The City of Athens provides 55 online services through its central electronic services site, which is another low-profile service which has not been widely advertised. Recently, digital signatures have also become possible, meaning all documents that pass through the municipality can be digitally signed by civil servants and a handwritten one won’t be needed.

Some 1,500 workers have been trained under the smart city program so that all offices up to and including the office of the mayor can sign documents electronically. The municipality will also be able to receive digitally signed documents from citizens. “This project was done with our own abilities and we are very proud of it. We’re finally reaching the end of the era of printing paper after paper, then passing them from hand to hand,” says Hambidis.

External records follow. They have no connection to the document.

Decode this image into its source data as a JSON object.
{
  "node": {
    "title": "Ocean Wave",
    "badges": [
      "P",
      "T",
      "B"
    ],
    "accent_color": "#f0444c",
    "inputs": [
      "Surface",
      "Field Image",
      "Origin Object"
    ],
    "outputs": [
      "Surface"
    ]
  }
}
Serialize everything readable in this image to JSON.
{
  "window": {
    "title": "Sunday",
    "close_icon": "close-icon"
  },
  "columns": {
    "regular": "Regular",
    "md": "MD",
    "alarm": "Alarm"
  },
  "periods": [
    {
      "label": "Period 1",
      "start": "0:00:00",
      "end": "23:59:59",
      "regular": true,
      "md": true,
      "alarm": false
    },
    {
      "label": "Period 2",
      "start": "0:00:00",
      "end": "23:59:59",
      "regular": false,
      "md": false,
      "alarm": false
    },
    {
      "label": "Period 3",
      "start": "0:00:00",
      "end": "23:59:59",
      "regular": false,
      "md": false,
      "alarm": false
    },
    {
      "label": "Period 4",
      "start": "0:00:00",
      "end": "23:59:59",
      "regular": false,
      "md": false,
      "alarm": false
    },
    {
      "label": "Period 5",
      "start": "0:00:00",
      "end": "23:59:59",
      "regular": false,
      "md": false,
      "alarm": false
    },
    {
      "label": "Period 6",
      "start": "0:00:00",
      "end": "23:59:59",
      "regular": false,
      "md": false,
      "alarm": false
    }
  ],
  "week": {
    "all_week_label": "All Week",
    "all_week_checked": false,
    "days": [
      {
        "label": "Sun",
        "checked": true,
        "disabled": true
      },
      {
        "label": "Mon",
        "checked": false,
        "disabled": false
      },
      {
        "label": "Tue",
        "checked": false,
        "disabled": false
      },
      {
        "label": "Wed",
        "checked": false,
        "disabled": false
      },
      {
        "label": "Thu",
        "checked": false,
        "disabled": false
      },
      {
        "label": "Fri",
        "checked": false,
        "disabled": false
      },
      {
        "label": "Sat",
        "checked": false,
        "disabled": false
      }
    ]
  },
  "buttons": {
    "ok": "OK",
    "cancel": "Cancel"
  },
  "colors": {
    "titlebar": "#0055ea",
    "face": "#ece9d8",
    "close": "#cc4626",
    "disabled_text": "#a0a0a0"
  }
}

Since last December the online registration for complimentary tours of the Cultural, Sport & Youth Organization (OPANDA) has been open. “Previously, if someone wanted to register for this, they would have to telephone, someone would answer and would have to write your name down correctly, etc. The online registration tool took a few weeks to be constructed but now that it’s up and running, it has helped thousands who would otherwise have to deal with the frustration of calling to get information. It will reopen for events at the National Garden and soon there will also be electronic registrations at public pools. You’ll be able to view your account online and be able to view how many times you visited the pool.”

Since February 2015, a project management tool has been created for the municipality, which tracks 50 selected projects in real time. “This program was not intended to be just for following projects, it was intended mainly for various services to work better with each other. With this project now, for the first time, officials realize they need not be afraid of sharing the work they do with others. The most important thing in public administration is communication. So, with this, we develop a new culture of sharing information and responsibilities, enhancing communication.”

Similarities with New York

The position of CDO was originally created in New York by former mayor Michael Bloomberg. Since then it’s been successful and CDOs have been appointed in other cities too. The initiative in Athens is supported at no cost by the international nonprofit consulting company Bloomberg Associates. Katherine Oliver, Bloomberg Associates chief of media and digital strategies, has visited Athens on many occasions in order to brainstorm on how to improve the city’s technology.

What do Athens and New York have in common?

Many things. Athenians and New Yorkers love their city and are not afraid to express their desires. When we were advising Mayor Kaminis, we heard from citizens of Athens who said they wanted better services, like garbage collection, parking, transportation, daycare centers and more transparency. These requests are common amongst the citizens of many big cities we've worked with around the world. Size and location are not things that the digital world is affected by. Today you can do many things with few resources.

How would you describe a smart city?

A city that uses technology to improve the lives of its people by making things easier, faster and more reliable. People want – and with good reason – to save time and to save trouble. Interacting with public administration is often unbearable. Digital tools make it a more effective and more bearable experience.

Can a digital municipality survive with a much less digital public administration environment?

Through our work, we've found that cities play a leading role in bringing about positive change and that municipalities around the world are managing to overcome slow bureaucratic procedures that often harm the central administration. Public officials must move toward a digital structure if they want to provide their people with faster, more effective services. It must be where the people are, and people are increasingly online now. Athens has committed to bringing more information online, making its actions transparent and accessible, unleashing resources to help people with more complex face-to-face challenges.